Genel veya yerel seçimlerde partiler tarafından cadde ve sokaklardaki direkler üzerine, ağaçlara veya bir binanın balkonundan karşı bina balkonuna çekilen halatlar üzerine parti flamaları, bayraklar asılır, parti liderleri ile seçimlere giren adayların boy boy posterleri de flamalar, bayraklar arasında yerini alır. Bu husus o kadar çok abartılır ki, bazı yerlerde neredeyse gökyüzü görülmez olur. Seçmenlere dağıtılan ve de seçmen tarafından şöyle bir göz ucuyla bakıldıktan sonra yerlere atılan partileri tanıtıcı broşürler ile adayların fotoğrafları caddelerde, sokaklarda, kaldırımlarda sürünür durur. Seçim sonrası toplanmayan bayraklar, flamalar, broşürler çöp yığınları oluşturur, görsel kirlilik bir süre devam eder, sonunda temizlik işçileri hepsini süpürüp gider.

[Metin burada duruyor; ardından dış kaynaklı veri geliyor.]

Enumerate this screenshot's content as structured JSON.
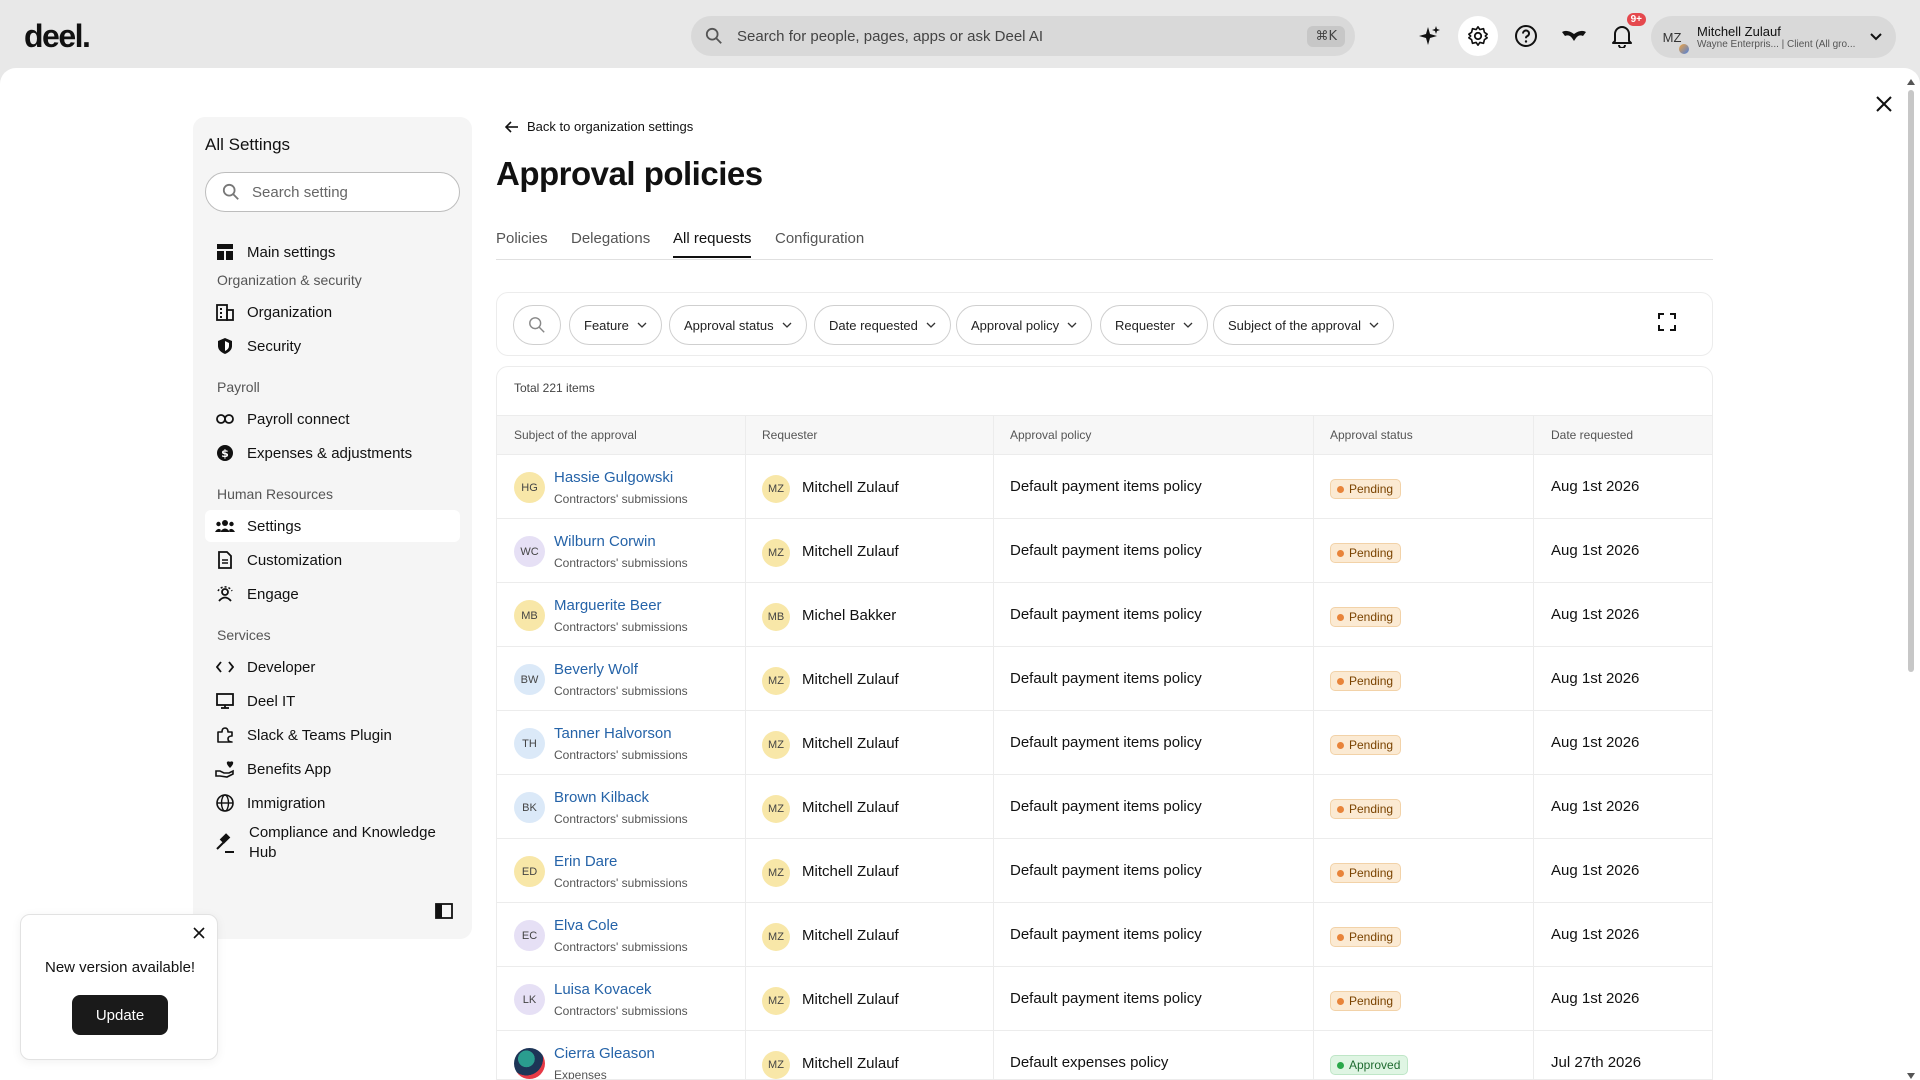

Vatandaş da derinden bir ohhhh çeker.
Seçim öncesi asılan flamalar, bayraklar ve dağıtılan broşürler ile, araçların üzerine monte edilen hoparlörlerden, kulakları sağır edecek derecede çıkan parti şarkıları ve bağırtılar ne kadar çok ise seçmen sanki o tarafa kayacakmış gibi mi düşünülür acaba? Seçmenin görüşü ve oyunun rengi broşür, flama ve bayrak sayısına göre değişir mi? Hoparlörlerden bangır bangır çıkan bağırtılar acaba o partinin oyunu olumlu yönde mi, yoksa olumsuz yönde mi etkiler? Bu hususlar araştırıldıktan sonra propaganda faaliyetlerine başlansa sanıyorum millet de rahat eder, partiler de bu lüzumsuz harcamadan, israftan, kurtulmuş olur.
Bir zamanlar her parti kendine göre bir sloganla ortaya çıkıyordu. Şimdilerde de; parti görüşüne uygun bestelerle ortaya çıkılıyor. Her parti kendi politikalarını benimseyen bestekarlar, müzisyenlerle bu faaliyetini yürütüyor, şarkılar, türküler besteleniyor.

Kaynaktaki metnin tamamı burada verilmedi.